BuyMusic
- Website type: Music downloads
- Website: www.buymusic.com
- Launched: July 2003; 23 years ago

= BuyMusic =

Paid online music store

BuyMusic was a paid online music store run by Buy.com.

==History==
The store was launched in July 2003 with 300,000 tracks available and was designed to compete with iTunes Music Store because at the time of launch, Apple's store was limited to Macintosh users, and BuyMusic was the first to offer paid downloads to non-Mac users. Unlike iTunes Music Store, the price of each song ranges from 80¢ to US$1.99. Reportedly in 2003, the site claimed to be "The World’s Largest Download Music Store."

The site used to have extreme limitations on what users could browse. It would not allow anyone not using Microsoft Windows and Internet Explorer 5.0 or greater to even view the songs available. Even users that met the stated requirements could encounter trouble—clicking the main "click here" link routinely crashed some user's IE 5.5 browsers. Before the spring 2004 integration with its parent site, Buy.com, users that did not meet the stated requirements couldn't even access static content such as press releases. Since the integration, all users can access all of Buy.com.
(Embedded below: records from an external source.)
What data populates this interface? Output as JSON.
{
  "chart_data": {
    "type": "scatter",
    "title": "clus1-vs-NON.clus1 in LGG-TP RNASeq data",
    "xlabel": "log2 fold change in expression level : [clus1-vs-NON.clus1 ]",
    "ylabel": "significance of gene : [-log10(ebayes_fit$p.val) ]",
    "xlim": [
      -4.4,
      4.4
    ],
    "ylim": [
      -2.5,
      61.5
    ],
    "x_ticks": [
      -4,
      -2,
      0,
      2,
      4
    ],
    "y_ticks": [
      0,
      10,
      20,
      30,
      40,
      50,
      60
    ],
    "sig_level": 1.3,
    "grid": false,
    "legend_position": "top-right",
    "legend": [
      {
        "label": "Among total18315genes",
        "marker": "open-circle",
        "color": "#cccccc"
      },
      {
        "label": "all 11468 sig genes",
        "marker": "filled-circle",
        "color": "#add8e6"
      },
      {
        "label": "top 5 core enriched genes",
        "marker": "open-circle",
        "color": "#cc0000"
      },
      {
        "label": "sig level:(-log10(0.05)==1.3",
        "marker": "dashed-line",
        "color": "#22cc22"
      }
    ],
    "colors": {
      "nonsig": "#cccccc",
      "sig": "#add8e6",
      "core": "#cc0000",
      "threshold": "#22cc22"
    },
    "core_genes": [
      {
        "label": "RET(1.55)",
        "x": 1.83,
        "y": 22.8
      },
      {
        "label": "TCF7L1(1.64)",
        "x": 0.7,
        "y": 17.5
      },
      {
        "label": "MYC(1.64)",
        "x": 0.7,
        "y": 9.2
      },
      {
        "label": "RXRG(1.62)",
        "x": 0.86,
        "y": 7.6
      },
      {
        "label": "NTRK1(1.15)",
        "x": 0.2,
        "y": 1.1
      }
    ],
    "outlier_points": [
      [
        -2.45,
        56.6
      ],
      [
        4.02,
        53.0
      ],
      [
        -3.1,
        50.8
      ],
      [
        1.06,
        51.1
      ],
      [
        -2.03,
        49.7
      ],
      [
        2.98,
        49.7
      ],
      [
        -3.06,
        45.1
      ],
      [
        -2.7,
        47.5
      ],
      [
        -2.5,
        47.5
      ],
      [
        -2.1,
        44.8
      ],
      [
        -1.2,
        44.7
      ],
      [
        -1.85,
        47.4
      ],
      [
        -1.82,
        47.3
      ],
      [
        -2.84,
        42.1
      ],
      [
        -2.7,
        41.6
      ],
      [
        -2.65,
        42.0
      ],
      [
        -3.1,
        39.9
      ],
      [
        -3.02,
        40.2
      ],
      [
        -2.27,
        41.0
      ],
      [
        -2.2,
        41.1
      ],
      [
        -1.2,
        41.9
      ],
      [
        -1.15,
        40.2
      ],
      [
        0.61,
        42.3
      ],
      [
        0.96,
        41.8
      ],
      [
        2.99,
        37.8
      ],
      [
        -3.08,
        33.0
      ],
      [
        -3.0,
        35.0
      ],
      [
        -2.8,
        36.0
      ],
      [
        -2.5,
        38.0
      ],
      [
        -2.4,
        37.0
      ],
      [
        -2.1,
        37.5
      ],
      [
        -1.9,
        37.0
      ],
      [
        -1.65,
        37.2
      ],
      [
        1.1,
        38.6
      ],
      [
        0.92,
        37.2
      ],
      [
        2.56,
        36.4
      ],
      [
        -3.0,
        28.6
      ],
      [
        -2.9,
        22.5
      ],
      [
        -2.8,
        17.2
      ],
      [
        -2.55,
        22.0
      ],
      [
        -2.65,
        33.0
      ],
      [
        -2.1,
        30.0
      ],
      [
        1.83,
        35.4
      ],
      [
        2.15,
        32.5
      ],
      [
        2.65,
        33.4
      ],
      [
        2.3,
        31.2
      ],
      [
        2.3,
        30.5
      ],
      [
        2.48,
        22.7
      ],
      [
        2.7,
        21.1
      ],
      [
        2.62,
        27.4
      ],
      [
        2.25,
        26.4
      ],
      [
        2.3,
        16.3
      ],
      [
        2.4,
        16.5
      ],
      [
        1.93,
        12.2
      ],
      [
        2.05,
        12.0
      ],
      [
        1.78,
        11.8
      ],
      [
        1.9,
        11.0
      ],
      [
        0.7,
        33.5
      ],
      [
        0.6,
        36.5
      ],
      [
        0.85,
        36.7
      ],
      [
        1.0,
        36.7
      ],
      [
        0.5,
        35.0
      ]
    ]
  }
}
The site has provided no statistics regarding the number of customers and downloads, yet Scott Blum, founder and CEO of BuyMusic, noted "We're nowhere near Apple's iTunes Music Store numbers." in a December 2003 interview.

Though the download service's closure was never officially announced, it had quietly disappeared by December 2009, if not before; Buy.com's press releases stopped mentioning it sometime in 2007. The buymusic.com URL formerly redirected to Buy.com's physical CD store, and later redirects to Rakuten but now times out.